Closed fareshan closed 5 months ago
Thank you for using the feature and for your feedback.
Processing speed is primarily determined by the presence of tables - as you noticed. We are always interested in improving this: primarily table recognition / identification is the major challenge, not so much table extraction once we know what the tables and their cells on a page are.
This whole feature currently is pure Python code. While seeking to further improve table identification, we also are investigating porting the code down to our base C library MuPDF. This will however require some time, and we have no estimates for this yet. We certainly do understand that MuPDF's various language bindings would immediately profit from the availability of table recognition in C. Bindings of MuPDF beyond Python exist for JavaScript, Java and soon also for C#.
If would be a great help if you could provide us with this "long-runner" example PDF so we can have a look whether immediate speed ups are in reach.
BTW have you noticed the new package pdf4llm on PyPI? It provides convenient access to this feature.
Thank you for your explanation about speed correlation to table recognition.
Unfortunately, I couldn't find the files with which I had the speed issue yesterday. However, this is good news because it implies that the speed issue is a lot less significant than what I initially thought!

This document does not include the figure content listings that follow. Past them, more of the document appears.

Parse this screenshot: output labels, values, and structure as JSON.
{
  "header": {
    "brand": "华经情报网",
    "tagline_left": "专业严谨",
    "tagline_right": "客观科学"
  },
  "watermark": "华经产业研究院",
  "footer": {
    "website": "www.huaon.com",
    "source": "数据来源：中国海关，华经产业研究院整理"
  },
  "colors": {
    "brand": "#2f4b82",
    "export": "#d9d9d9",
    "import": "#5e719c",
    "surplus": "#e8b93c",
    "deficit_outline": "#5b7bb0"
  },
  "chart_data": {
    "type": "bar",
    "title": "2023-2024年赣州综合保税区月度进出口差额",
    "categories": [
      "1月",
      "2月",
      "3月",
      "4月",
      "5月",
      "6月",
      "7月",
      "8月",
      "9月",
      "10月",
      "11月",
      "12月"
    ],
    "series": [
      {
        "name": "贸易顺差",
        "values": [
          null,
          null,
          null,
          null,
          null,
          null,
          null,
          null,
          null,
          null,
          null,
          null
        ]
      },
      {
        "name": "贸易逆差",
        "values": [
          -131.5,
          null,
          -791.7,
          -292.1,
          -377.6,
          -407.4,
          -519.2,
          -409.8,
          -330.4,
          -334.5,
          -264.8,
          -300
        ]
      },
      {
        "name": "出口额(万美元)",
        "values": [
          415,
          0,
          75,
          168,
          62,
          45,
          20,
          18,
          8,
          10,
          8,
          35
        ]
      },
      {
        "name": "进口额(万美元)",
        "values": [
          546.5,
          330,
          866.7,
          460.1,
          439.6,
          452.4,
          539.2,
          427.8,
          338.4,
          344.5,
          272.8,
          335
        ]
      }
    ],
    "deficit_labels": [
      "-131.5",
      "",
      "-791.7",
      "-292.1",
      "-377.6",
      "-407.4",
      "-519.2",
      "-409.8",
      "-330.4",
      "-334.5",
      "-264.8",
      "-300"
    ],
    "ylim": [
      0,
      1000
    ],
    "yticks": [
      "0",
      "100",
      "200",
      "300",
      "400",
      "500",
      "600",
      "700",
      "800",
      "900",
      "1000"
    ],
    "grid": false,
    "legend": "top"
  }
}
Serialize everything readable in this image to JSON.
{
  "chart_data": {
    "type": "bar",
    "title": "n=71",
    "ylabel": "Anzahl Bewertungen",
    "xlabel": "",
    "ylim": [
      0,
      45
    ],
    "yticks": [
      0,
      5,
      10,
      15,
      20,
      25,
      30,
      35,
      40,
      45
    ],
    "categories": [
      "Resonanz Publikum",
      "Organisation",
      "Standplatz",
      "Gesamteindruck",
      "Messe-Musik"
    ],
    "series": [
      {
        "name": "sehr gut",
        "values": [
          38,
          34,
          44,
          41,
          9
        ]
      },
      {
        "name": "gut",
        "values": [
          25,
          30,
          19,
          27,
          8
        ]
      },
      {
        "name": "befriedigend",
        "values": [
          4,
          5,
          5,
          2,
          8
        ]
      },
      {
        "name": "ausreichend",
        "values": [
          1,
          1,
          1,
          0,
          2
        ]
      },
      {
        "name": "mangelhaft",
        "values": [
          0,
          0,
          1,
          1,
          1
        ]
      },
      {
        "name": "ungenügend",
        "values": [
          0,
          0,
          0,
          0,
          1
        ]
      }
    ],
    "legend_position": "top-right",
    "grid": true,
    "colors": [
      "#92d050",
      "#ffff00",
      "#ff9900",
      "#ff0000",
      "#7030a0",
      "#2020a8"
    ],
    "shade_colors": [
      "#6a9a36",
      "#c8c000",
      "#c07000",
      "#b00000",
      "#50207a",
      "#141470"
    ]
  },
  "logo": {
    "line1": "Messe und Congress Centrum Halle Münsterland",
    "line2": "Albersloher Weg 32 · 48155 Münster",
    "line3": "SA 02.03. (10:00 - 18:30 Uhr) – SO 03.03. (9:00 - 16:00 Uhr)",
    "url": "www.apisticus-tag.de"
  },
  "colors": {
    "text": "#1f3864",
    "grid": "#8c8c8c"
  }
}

I agree, it will probably be better once you port this to the base C library MuPDF.
Yes, I noticed the package availability on PyPI yesterday. 👍
I believe this library holds significant value in the context of LLMs. It would be even more valuable if its performance could be enhanced. Currently, it takes about 9 seconds to process 10 pages (with a long table) on an M1 processor.
Do you think incorporating Cython or Numba could help improve its speed? And are there any plans to implement such improvements?